Le lambeau de Philippe Lançon : YvonS



Le Lambeau, Philippe Lançon

Éditions Gallimard, 510 pages
PRIX FÉMININA 2018
PRIX RENAUDOT SPÉCIAL 2018

Comment commencer cette chronique ? me suis-je demandé. Pas simple. Être à la hauteur du bouquin et de ce qu'il raconte. Impossible.  Et pourtant je m'y risque parce qu'il vaut la peine d'être lu. 

Pour ceux qui l'ignoreraient, Philippe Lançon est l'un des rares survivants de l'attentat à Charlie Hebdo. C'est lui qui a pris une balle de kalachnikov en pleine mâchoire. Si vous attendez le récit factuel, chronologique et précis de ce moment atroce, passez votre chemin.

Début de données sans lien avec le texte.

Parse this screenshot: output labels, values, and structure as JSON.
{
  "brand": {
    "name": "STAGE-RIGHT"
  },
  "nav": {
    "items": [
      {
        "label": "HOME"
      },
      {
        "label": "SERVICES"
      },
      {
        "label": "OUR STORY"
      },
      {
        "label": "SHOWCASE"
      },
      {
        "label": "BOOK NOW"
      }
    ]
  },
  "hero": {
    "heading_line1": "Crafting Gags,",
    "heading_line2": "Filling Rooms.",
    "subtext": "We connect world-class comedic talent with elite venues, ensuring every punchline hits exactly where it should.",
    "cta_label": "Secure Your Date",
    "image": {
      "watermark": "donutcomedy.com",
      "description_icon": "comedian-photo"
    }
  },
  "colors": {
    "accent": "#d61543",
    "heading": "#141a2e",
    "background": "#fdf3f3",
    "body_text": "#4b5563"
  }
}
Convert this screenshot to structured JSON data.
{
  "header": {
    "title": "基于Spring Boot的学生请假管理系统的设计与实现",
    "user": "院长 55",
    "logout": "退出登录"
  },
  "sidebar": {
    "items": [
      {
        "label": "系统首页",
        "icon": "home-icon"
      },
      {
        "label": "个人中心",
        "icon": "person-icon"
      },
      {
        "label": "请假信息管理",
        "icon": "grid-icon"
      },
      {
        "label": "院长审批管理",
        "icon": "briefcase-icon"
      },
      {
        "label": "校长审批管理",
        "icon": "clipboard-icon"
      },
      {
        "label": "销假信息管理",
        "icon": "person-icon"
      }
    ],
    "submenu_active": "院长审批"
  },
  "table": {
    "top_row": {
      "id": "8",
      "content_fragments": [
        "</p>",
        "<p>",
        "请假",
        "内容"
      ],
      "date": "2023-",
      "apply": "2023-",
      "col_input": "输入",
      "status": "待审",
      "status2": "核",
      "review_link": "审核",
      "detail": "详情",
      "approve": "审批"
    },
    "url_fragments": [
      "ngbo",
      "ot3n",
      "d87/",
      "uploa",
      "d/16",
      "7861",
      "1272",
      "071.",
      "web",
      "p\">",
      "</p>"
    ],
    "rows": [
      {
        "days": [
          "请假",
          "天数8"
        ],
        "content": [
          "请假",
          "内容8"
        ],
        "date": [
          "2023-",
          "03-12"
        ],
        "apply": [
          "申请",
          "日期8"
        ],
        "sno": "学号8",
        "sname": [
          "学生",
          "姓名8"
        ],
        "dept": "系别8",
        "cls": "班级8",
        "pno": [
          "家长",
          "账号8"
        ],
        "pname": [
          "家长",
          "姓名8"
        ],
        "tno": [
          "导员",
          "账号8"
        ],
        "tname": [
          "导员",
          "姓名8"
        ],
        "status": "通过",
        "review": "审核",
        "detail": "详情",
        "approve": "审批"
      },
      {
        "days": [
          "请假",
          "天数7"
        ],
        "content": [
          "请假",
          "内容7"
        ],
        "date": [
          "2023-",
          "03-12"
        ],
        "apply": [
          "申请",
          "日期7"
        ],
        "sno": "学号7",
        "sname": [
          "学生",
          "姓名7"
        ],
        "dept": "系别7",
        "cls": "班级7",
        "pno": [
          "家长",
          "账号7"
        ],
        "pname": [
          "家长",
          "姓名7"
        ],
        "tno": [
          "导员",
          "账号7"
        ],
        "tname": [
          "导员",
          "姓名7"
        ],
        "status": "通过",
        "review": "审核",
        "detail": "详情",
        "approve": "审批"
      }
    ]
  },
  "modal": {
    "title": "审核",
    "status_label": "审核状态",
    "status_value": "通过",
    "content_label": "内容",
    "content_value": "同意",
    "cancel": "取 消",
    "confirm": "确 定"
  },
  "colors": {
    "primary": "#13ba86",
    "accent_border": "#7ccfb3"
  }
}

Bien sûr, il raconte l'attentat et ces instants tout de suite après où il est dans un état de choc et de sidération tel qu'il ne souffre pas malgré la gravité de ses blessures. N'attendez pas un récit linéaire, Lançon digresse sans cesse. Il commence par nous raconter la journée et la soirée qui ont précédé comme s'il retardait au maximum le moment d'aborder la chose innommable. Et puis, on le suit dans sa lente, très lente reconstruction  (et le mot dit bien ce qu'il veut dire). La douleur quasi-permanente, la mâchoire inférieure détruite  (je vous épargne les détails ), le choc, le chagrin, l'absence de haine, mais aussi l'admiration, le respect et la reconnaissance envers le personnel soignant depuis l'aide-soignante jusqu'aux chirurgiens, l'estime et l'amitié qu'il va développer envers les policiers qui vont le protéger 24 heures sur 24 pendant des mois devant sa chambre ou autour de lui quand il se déplace  (même dans l'hôpital, même au bloc opératoire )... On le suit au long de ses 17 opérations, de ses 10 mois d'hospitalisation  à  la Salpêtrière ou aux Invalides entre le 7 janvier 2015 et le 13 novembre  où il est à New York (oui, le 13, le Bataclan). La souffrance encore et toujours, les échecs de ses opérations,  le soutien des siens,  la déliquescence de son couple, ses petites et grandes obsessions (son vélo resté attaché devant Charlie Hebdo, son portable, son sac-besace, ses livres...).

J'avais lu ses chroniques dans Charlie quand il a recommencé à écrire.  Ne pas commettre l'erreur de beaucoup,  écrire à nouveau ne veut pas dire être guéri. En revient-on? Oui. Le même ?  Non, évidemment. Sacré bouquin qui laissera des traces en vous.  Ce n'est pas tant le chapitre qui raconte les 50 secondes terribles que ce qui suit, et l'estime qu'on porte à cet homme. Ce n'est pas un livre qu'on quitte facilement,  même s'il n'est pas facile à lire.

Et puis, un jour, peut-être, par hasard, croiser Philippe Lançon et... juste lui serrer la main.